Veja o caso do sashimi de salmão com um molho cítrico (neste caso à base de limão-siciliano) servido sob um ninho de batata palha (neste caso, de batata-doce). Eis uma entradinha batida, que você encontra em qualquer restaurante deste modelo. Sem graça, sem originalidade, porém muito popular. Outro acepipe gourmetizado e muito instagramável, mas que não passa de um engodo, é o tal do niguiri de atum com foie gras e molho teriyaki. O conceito é bom: unir o atum a um elemento mais gorduroso como o fígado e mais outro item agridoce faz sentido. Mas não fica por aí: mascara-se o sabor desta combinação com o excessivo uso do maçarico (que rouba sabor e ainda deixa na boca um retrogosto de gás).

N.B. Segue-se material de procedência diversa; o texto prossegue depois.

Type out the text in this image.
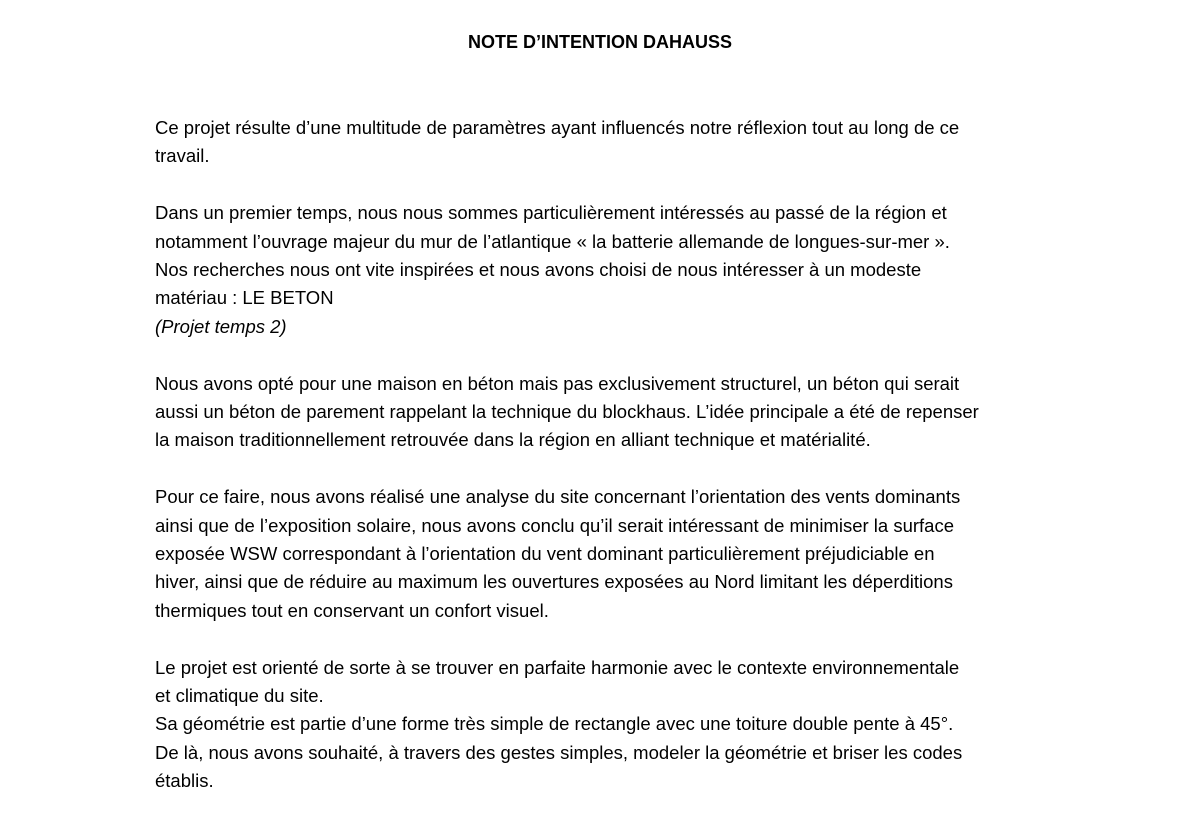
NOTE D’INTENTION DAHAUSS

Ce projet résulte d’une multitude de paramètres ayant influencés notre réflexion tout au long de ce
travail.

Dans un premier temps, nous nous sommes particulièrement intéressés au passé de la région et
notamment l’ouvrage majeur du mur de l’atlantique « la batterie allemande de longues-sur-mer ».
Nos recherches nous ont vite inspirées et nous avons choisi de nous intéresser à un modeste
matériau : LE BETON
(Projet temps 2)

Nous avons opté pour une maison en béton mais pas exclusivement structurel, un béton qui serait
aussi un béton de parement rappelant la technique du blockhaus. L’idée principale a été de repenser
la maison traditionnellement retrouvée dans la région en alliant technique et matérialité.

Pour ce faire, nous avons réalisé une analyse du site concernant l’orientation des vents dominants
ainsi que de l’exposition solaire, nous avons conclu qu’il serait intéressant de minimiser la surface
exposée WSW correspondant à l’orientation du vent dominant particulièrement préjudiciable en
hiver, ainsi que de réduire au maximum les ouvertures exposées au Nord limitant les déperditions
thermiques tout en conservant un confort visuel.

Le projet est orienté de sorte à se trouver en parfaite harmonie avec le contexte environnementale
et climatique du site.
Sa géométrie est partie d’une forme très simple de rectangle avec une toiture double pente à 45°.
De là, nous avons souhaité, à travers des gestes simples, modeler la géométrie et briser les codes
établis.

Essa é a outra perspectiva desta proposta do japonês-chique à qual faço reservas. Sob o pretexto da criatividade ou do luxo, a cozinha funciona praticamente com insumos importados. O atum é bluefin, o caranguejo é centolla, há ouriço, lagosta e pipocam nomes como ovas, trufado e maçaricado no menu.

Questiono o caminho a que nos leva este exercício acrítico de criatividade que depende em absoluto da ostentação. Se você me pergunta se come-se bem no Roji, a resposta é: certamente. Há um sunomono muito bem equilibrado na acidez, um carpaccio de polvo muitíssimo tenro, tempuras crocantes e leves e uma boa carta de pratos quentes para além dos sobas, que fogem completamente da cozinha japonesa, a exemplo do atum com purê de mandioquinha e farofa de shimeji.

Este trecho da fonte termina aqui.